Around Christmas, the temps dropped to below zero at night: barely cracking single digits during the day. This extended sub-zero cold spell caught me off guard. I nearly ran out of heating oil.
It was also a refresher lesson in supply chain Inelasticity and the need to have alternatives.
The house came with oil heat which we use as a supplement to the wood stove and to heat water. We still run the boiler periodically on cold nights to keep one loop from freezing. During the cold wave, we were running it more than we realized.
A tank of oil normally lasts four to six months, so I don’t check the gauge all that often. When I did, it was near empty. There was maybe a week’s worth left.
Calling the oil company was a second surprise. Their phones were “unavailable at this time.” The oil company was overwhelmed with calls from people in the same boat. When their phone finally did ring, it was to play a recording that said how swamped they were with Auto Fill calls. “Will Call” customers (like myself) would have to wait until the end of January.
Auto Fill programs are pretty common in the northeast. The fuel company tracks the temperatures and calculates when their subscribers need refilled. The cold spell caught their formulas flat footed. Thousands, perhaps tens of thousands, of homes needed refills all at once. The heating fuel market did not have the elasticity to cover that.
Other oil companies were not accepting requests from ‘new’ customers. They were all scrambling to service their existing Auto Fill customers. I was on my own.
The prepper mindset is all about alternatives. The obvious alternative was to buy road diesel from a gas station. It’s more expensive, but cheaper than fixing a burst pipe. All of my fuel cans were full of stored gasoline. My original plan was to buy a new (yellow) fuel can and schlep home five gallons at a time to tide us over.
Thus began my second reminder about supply inelasticity. There were NO five-gallon fuel cans to buy — anywhere in town. There were only empty shelves. Tons of other people were doing the same plan: schlepping home road diesel.

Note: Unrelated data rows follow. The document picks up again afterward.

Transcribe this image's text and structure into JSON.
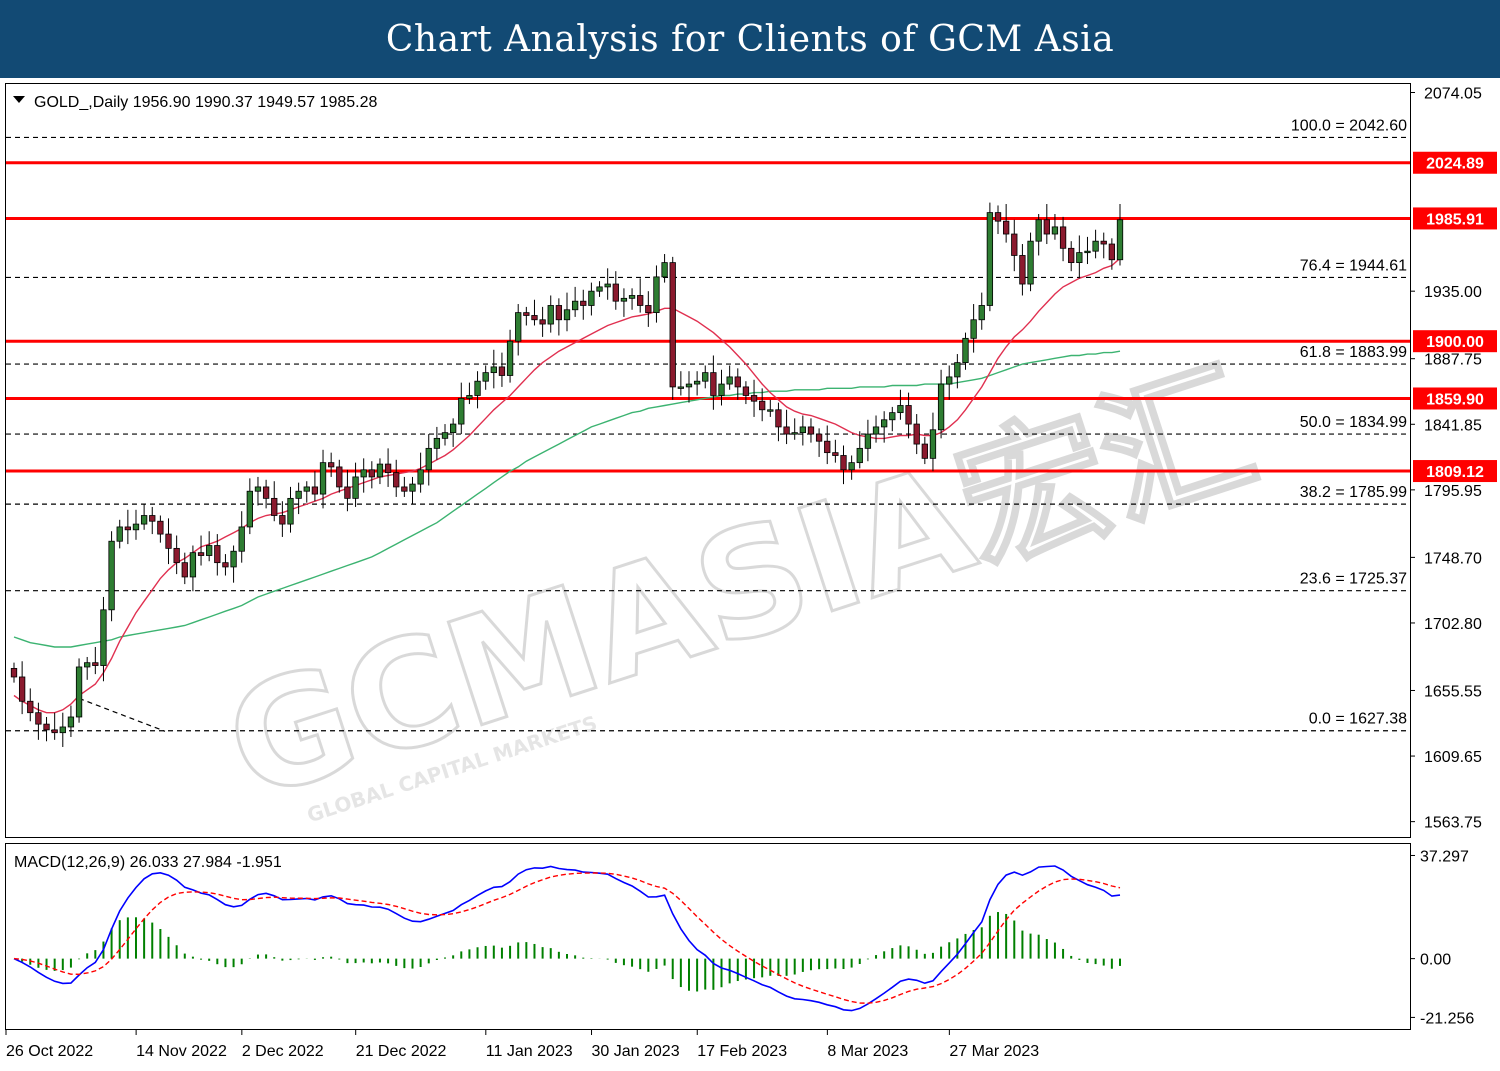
{
  "banner": {
    "title": "Chart Analysis for Clients of GCM Asia"
  },
  "watermark": {
    "main": "GCMASIA宏汇",
    "sub": "GLOBAL CAPITAL MARKETS"
  },
  "chart_data": {
    "type": "candlestick",
    "symbol_info": "GOLD_,Daily  1956.90 1990.37 1949.57 1985.28",
    "colors": {
      "bull": "#2e7d32",
      "bear": "#8b1a2e",
      "ma_fast": "#e03050",
      "ma_slow": "#3cb371",
      "support_resistance": "#ff0000",
      "fib": "#000000"
    },
    "price_axis": {
      "ylim": [
        1553,
        2080
      ],
      "ticks": [
        "2074.05",
        "1935.00",
        "1887.75",
        "1841.85",
        "1795.95",
        "1748.70",
        "1702.80",
        "1655.55",
        "1609.65",
        "1563.75"
      ]
    },
    "levels": [
      {
        "label": "2024.89",
        "value": 2024.89
      },
      {
        "label": "1985.91",
        "value": 1985.91
      },
      {
        "label": "1900.00",
        "value": 1900.0
      },
      {
        "label": "1859.90",
        "value": 1859.9
      },
      {
        "label": "1809.12",
        "value": 1809.12
      }
    ],
    "fibonacci": [
      {
        "label": "100.0 = 2042.60",
        "value": 2042.6
      },
      {
        "label": "76.4 = 1944.61",
        "value": 1944.61
      },
      {
        "label": "61.8 = 1883.99",
        "value": 1883.99
      },
      {
        "label": "50.0 = 1834.99",
        "value": 1834.99
      },
      {
        "label": "38.2 = 1785.99",
        "value": 1785.99
      },
      {
        "label": "23.6 = 1725.37",
        "value": 1725.37
      },
      {
        "label": "0.0 = 1627.38",
        "value": 1627.38
      }
    ],
    "date_labels": [
      "26 Oct 2022",
      "14 Nov 2022",
      "2 Dec 2022",
      "21 Dec 2022",
      "11 Jan 2023",
      "30 Jan 2023",
      "17 Feb 2023",
      "8 Mar 2023",
      "27 Mar 2023"
    ],
    "closes": [
      1665,
      1648,
      1640,
      1632,
      1628,
      1626,
      1630,
      1637,
      1672,
      1675,
      1673,
      1712,
      1760,
      1770,
      1768,
      1772,
      1778,
      1774,
      1765,
      1755,
      1745,
      1735,
      1752,
      1750,
      1757,
      1745,
      1742,
      1753,
      1770,
      1795,
      1798,
      1790,
      1778,
      1772,
      1790,
      1795,
      1798,
      1793,
      1815,
      1812,
      1798,
      1790,
      1805,
      1810,
      1805,
      1814,
      1808,
      1798,
      1795,
      1800,
      1810,
      1825,
      1832,
      1836,
      1842,
      1860,
      1862,
      1872,
      1878,
      1882,
      1876,
      1900,
      1920,
      1918,
      1915,
      1912,
      1925,
      1915,
      1922,
      1928,
      1925,
      1935,
      1938,
      1940,
      1928,
      1930,
      1932,
      1925,
      1920,
      1945,
      1955,
      1868,
      1868,
      1870,
      1872,
      1878,
      1862,
      1870,
      1875,
      1868,
      1862,
      1858,
      1852,
      1852,
      1840,
      1835,
      1836,
      1840,
      1835,
      1830,
      1822,
      1820,
      1810,
      1815,
      1825,
      1835,
      1840,
      1845,
      1850,
      1855,
      1842,
      1828,
      1818,
      1838,
      1870,
      1875,
      1885,
      1902,
      1915,
      1925,
      1990,
      1984,
      1975,
      1960,
      1940,
      1970,
      1985,
      1975,
      1980,
      1965,
      1955,
      1962,
      1963,
      1970,
      1968,
      1957,
      1985
    ],
    "ma_fast": {
      "name": "",
      "values": [
        1652,
        1648,
        1645,
        1642,
        1640,
        1640,
        1642,
        1646,
        1652,
        1656,
        1660,
        1668,
        1678,
        1690,
        1700,
        1710,
        1718,
        1726,
        1734,
        1740,
        1745,
        1748,
        1752,
        1756,
        1758,
        1760,
        1763,
        1766,
        1769,
        1773,
        1776,
        1778,
        1779,
        1780,
        1782,
        1784,
        1786,
        1788,
        1790,
        1793,
        1795,
        1797,
        1799,
        1801,
        1803,
        1805,
        1806,
        1807,
        1808,
        1809,
        1811,
        1814,
        1817,
        1820,
        1824,
        1829,
        1834,
        1840,
        1846,
        1852,
        1857,
        1862,
        1868,
        1874,
        1880,
        1885,
        1889,
        1893,
        1896,
        1899,
        1902,
        1905,
        1908,
        1911,
        1913,
        1915,
        1917,
        1918,
        1919,
        1921,
        1923,
        1923,
        1920,
        1917,
        1914,
        1910,
        1906,
        1901,
        1896,
        1890,
        1884,
        1877,
        1870,
        1864,
        1859,
        1854,
        1851,
        1849,
        1848,
        1846,
        1844,
        1842,
        1839,
        1836,
        1834,
        1833,
        1832,
        1832,
        1833,
        1834,
        1834,
        1835,
        1834,
        1834,
        1836,
        1840,
        1845,
        1852,
        1860,
        1868,
        1878,
        1888,
        1896,
        1903,
        1908,
        1914,
        1921,
        1927,
        1933,
        1938,
        1941,
        1944,
        1946,
        1948,
        1951,
        1953,
        1958
      ]
    },
    "ma_slow": {
      "name": "",
      "values": [
        1693,
        1691,
        1689,
        1688,
        1687,
        1686,
        1686,
        1686,
        1687,
        1688,
        1689,
        1690,
        1691,
        1693,
        1694,
        1695,
        1696,
        1697,
        1698,
        1699,
        1700,
        1701,
        1703,
        1705,
        1707,
        1709,
        1711,
        1713,
        1715,
        1718,
        1721,
        1723,
        1725,
        1727,
        1729,
        1731,
        1733,
        1735,
        1737,
        1739,
        1741,
        1743,
        1745,
        1747,
        1749,
        1752,
        1755,
        1758,
        1761,
        1764,
        1767,
        1770,
        1773,
        1777,
        1781,
        1785,
        1789,
        1793,
        1797,
        1801,
        1805,
        1809,
        1812,
        1816,
        1819,
        1822,
        1825,
        1828,
        1831,
        1834,
        1837,
        1840,
        1842,
        1844,
        1846,
        1848,
        1850,
        1851,
        1853,
        1854,
        1855,
        1856,
        1857,
        1858,
        1859,
        1860,
        1861,
        1862,
        1862,
        1863,
        1863,
        1864,
        1864,
        1865,
        1865,
        1865,
        1866,
        1866,
        1866,
        1866,
        1867,
        1867,
        1867,
        1867,
        1868,
        1868,
        1868,
        1868,
        1869,
        1869,
        1869,
        1869,
        1870,
        1870,
        1870,
        1870,
        1871,
        1872,
        1873,
        1874,
        1876,
        1878,
        1880,
        1882,
        1884,
        1885,
        1886,
        1887,
        1888,
        1889,
        1890,
        1890,
        1891,
        1891,
        1892,
        1892,
        1893
      ]
    },
    "macd": {
      "label": "MACD(12,26,9) 26.033 27.984 -1.951",
      "ylim": [
        -24,
        40
      ],
      "ticks": [
        "37.297",
        "0.00",
        "-21.256"
      ],
      "main_color": "#0000ff",
      "signal_color": "#ff0000",
      "hist_color": "#008000"
    }
  }
}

Alternatives. Emptying one of my stored gasoline cans into the truck created a free can. It was only six-month-old gas and kind of a waste of Sta-Bil but it was an available fuel can.
Then, came the third reminderI found that some gas stations had run out of diesel. There must have been hundreds of people filling yellow jugs. Finally finding a station with diesel, I filled my can. A lady waiting for me to finish told me about buying the last to yellow jugs that AutoZone had. (so SHE’s the one!)
While this cold snap has been a useful exercise in seeking alternatives, it has also been a good reminder in how Inelastic our modern supply chain really is. Any sudden spike in demand tends to empty the shelves (or tanks).
And, you might ask, what would my alternative have been if no one had diesel to sell me? I would have shut off that loop and drained that line. No freeze problem. Schlepping a five gallon can every other day was less of a hassle, so that’s what I’m doing.
The takeaway? Don’t count on buying what you need when the crunch comes. You are likely to find only empty shelves. And, figure out your alternatives in advance. Crunch time is usually poor thinking time.